Op het beeldscherm is de situatie iets beter. In 1991 verschenen twee integere documentaires over incest en de gevolgen daarvan. Het aangrijpende Sporen: Lucy en De ontkenning van Tom Verheul. Aan de hand van Brigitte belicht de socioloog Verheul MPS als overlevingsstrategie, maar het resultaat is te netjes, het lijkt teveel op een rollenspel. Saillant detail is dat de VPRO het script afwees. Dezelfde omroep kwam later met een thema-avond over het geheugen, waarin Crombag, Wagenaar en FSMF-lid Elizabeth Loftus prominent aanwezig waren.  

De TROS probeerde MPS aan haar familie uit te leggen middels een sensationele en goed bedoelde documentaire, die toch teveel op een peepshow leek. Veronica zond de schaamteloos slechte serie De verboden herinnering uit. De helft van de tijd ging op aan clichébeelden met horrorfilm-muziek en in de andere helft kregen sceptici uitgebreid het woord, terwijl de zinnen van MPS-therapeut Felix Olthuis halverwege ophielden. Een voorbeeld van hoe het ook kan, leverde Ophray Winfrey, toen zij Truddi Chase ontving, een hevig getraumatiseerde vrouw die een boek heeft geschreven over haar leven met MPS. Catherine Keyl wilde het kopiëren, maar haar versie had een tegengesteld effect. 

Verdringen 

Door de selectieve berichtgeving is het aanlokkelijk te denken dat de media een verborgen agenda hanteren. Wellicht is het louter luiheid, want in tegenstelling tot de VS kent ons land geen traditie in onderzoeksjournalistiek ('New Journalism'). Het journaille alhier heeft de neiging om telkens dezelfde deskundigen te raadplegen, niet op onderzoek uit te gaan (tenzij een professor al te vrijelijk citeert of snabbelt) en de machthebbers te geloven op momenten dat het juist niet moet. 
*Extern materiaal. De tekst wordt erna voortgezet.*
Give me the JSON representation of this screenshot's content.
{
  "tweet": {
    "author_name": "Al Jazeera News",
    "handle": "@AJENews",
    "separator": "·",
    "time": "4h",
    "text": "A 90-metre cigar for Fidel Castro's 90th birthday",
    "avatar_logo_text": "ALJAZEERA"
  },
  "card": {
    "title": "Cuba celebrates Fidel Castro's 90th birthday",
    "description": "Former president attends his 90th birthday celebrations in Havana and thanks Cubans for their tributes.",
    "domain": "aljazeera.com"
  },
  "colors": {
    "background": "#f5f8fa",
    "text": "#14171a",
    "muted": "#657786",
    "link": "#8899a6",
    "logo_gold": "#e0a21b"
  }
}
Daar komt bij dat de meeste lezers liever niet met al te veel ellende te maken willen krijgen. Krantenkoppen als 'Pact met de duivel' en 'Verziekte geesten' trekken de aandacht, maar van de echte verhalen blijft men liever bespaard. En de meeste journalisten werken daar dankbaar aan mee door MPS - net als het moeheidssyndroom ME of het antidepressivum Prozac - snel af te schilderen als curieus modeverschijnsel. 

De feministe psychiater Judith-Lewis Herman schrijft in Trauma en herstel; de gevolgen van geweld, van mishandeling thuis tot politiek geweld dat het publiek zich alleen bewust van de realiteit van traumatische aandoeningen blijft, als er sprake is van een maatschappelijk kader dat het slachtoffer erkenning en bescherming biedt: "In de samenleving komt een dergelijk maatschappelijk kader voort uit politieke bewegingen die een stem geven aan de machtelozen. (...) Vorderingen vinden alleen plaats wanneer men kan rekenen op de steun van een politieke beweging die machtig genoeg is om het bestaan van een bondgenootschap tussen onderzoeker en patiënt te legitimeren en de normale maatschappelijke processen van zwijgen en ontkenning tegen te gaan."  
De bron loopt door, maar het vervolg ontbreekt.